Michael A. Camber, 57, of Brea, has served as a chief deputy public defender at the San Bernardino County Public Defender’s Office since 2013, where he was supervising deputy public defender from 2006 to 2013. He served as senior deputy alternate defender at the Orange County Alternate Defender’s Office from 2003 to 2006, where he was a deputy alternate defender from 1996 to 2003. Camber was a sole practitioner from 1990 to 1996, an associate at Hill Genson Even Crandall and Wade from 1989 to 1990 and a deputy public defender at the Orange County Public Defender’s Office from 1986 to 1989. He earned a Master of Public Administration degree from California State University, San Bernardino, a Juris Doctor degree from the Pepperdine University School of Law and a Bachelor of Arts degree from the University of California, Los Angeles.
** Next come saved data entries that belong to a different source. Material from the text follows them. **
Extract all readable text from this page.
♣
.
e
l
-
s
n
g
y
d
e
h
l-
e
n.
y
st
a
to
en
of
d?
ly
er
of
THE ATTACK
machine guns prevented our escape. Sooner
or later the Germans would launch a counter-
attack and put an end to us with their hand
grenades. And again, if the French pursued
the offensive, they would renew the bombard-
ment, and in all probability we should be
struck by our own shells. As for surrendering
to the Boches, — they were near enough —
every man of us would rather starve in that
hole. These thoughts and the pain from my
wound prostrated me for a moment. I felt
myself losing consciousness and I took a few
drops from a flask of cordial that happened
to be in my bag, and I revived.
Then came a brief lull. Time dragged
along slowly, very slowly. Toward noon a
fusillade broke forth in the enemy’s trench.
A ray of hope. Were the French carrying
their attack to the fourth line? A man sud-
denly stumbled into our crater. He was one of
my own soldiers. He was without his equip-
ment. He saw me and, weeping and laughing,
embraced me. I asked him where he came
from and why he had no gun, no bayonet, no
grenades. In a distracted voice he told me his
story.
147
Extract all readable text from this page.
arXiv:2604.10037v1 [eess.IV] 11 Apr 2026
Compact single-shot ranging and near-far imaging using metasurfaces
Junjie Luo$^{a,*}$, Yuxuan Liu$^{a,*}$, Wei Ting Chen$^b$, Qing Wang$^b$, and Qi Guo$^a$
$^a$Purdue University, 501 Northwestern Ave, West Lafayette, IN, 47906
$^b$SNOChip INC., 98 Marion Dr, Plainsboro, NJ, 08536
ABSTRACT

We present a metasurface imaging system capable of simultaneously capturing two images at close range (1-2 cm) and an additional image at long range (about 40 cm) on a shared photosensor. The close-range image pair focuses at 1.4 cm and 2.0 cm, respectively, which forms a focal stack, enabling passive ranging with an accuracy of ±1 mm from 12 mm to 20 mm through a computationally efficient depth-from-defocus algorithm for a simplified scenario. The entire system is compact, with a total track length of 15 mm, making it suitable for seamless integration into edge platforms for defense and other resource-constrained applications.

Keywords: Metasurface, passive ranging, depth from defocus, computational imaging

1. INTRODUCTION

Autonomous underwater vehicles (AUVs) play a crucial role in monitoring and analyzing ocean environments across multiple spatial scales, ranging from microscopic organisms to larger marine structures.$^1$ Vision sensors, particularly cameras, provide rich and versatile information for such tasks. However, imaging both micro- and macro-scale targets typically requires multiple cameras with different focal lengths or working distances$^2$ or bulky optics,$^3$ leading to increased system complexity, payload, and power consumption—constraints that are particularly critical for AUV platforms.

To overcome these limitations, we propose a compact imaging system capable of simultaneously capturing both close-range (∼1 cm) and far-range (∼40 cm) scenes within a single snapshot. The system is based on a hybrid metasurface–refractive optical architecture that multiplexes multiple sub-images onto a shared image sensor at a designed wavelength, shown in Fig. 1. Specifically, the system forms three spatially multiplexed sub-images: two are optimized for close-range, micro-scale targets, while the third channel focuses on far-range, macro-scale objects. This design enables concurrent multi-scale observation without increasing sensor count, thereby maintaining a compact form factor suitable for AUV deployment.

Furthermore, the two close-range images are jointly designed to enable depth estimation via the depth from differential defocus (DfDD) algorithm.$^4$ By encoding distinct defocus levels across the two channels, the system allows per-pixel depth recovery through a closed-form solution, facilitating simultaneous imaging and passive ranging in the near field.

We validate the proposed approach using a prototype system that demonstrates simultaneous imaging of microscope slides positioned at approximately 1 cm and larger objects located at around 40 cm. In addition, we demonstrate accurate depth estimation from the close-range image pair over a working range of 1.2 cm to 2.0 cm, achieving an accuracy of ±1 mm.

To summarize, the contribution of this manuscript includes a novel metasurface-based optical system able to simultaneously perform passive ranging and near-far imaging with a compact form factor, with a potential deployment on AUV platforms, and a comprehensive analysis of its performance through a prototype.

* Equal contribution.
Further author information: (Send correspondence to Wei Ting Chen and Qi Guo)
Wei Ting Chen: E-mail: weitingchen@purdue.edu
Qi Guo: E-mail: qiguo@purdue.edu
He fills the vacancy created by the retirement of Judge Barbara A. Buchholz. Camber is a Democrat.
Michelle H. Gilleece, 47, of Riverside, has been a partner at Friedman and Gilleece since 2004. She was a partner at the Law Offices of Gilleece Pico and Stockdale from 2012 to 2013, an adjunct professor at the University of La Verne, College of Law in 2011 and an assistant to the mayor in the Riverside Mayor’s Office from 2003 to 2004. Gilleece was assistant director at the International Place of the Claremont Colleges from 2000 to 2001 and an associate at Platt and Buescher from 1996 to 2000. She earned a Juris Doctor degree from Tulane University Law School and a Bachelor of Arts degree from Claremont McKenna College. She fills the vacancy created by the death of Judge Brian Saunders. Gilleece is a Democrat.
Presiding Judge Raymond L. Haight III said of the appointments, “We are pleased to receive appointments to our bench. These appointments are a welcome addition to our court. There are two vacancies currently remaining and there will be two more vacancies created on January 1, 2018, as a result of the reallocation of judgeships under AB103. Additional judicial vacancies are anticipated next year as a result of retirements.”
The San Bernardino Superior Court has an overall need of 46 additional judicial officers and currently has one judge for every approximately 30,000 residents – one of the highest ratios in the State. These appointments will allow the court to reopen courtrooms that were closed due to lack of judgeships, reduce calendar sizes, and improve access to our courts.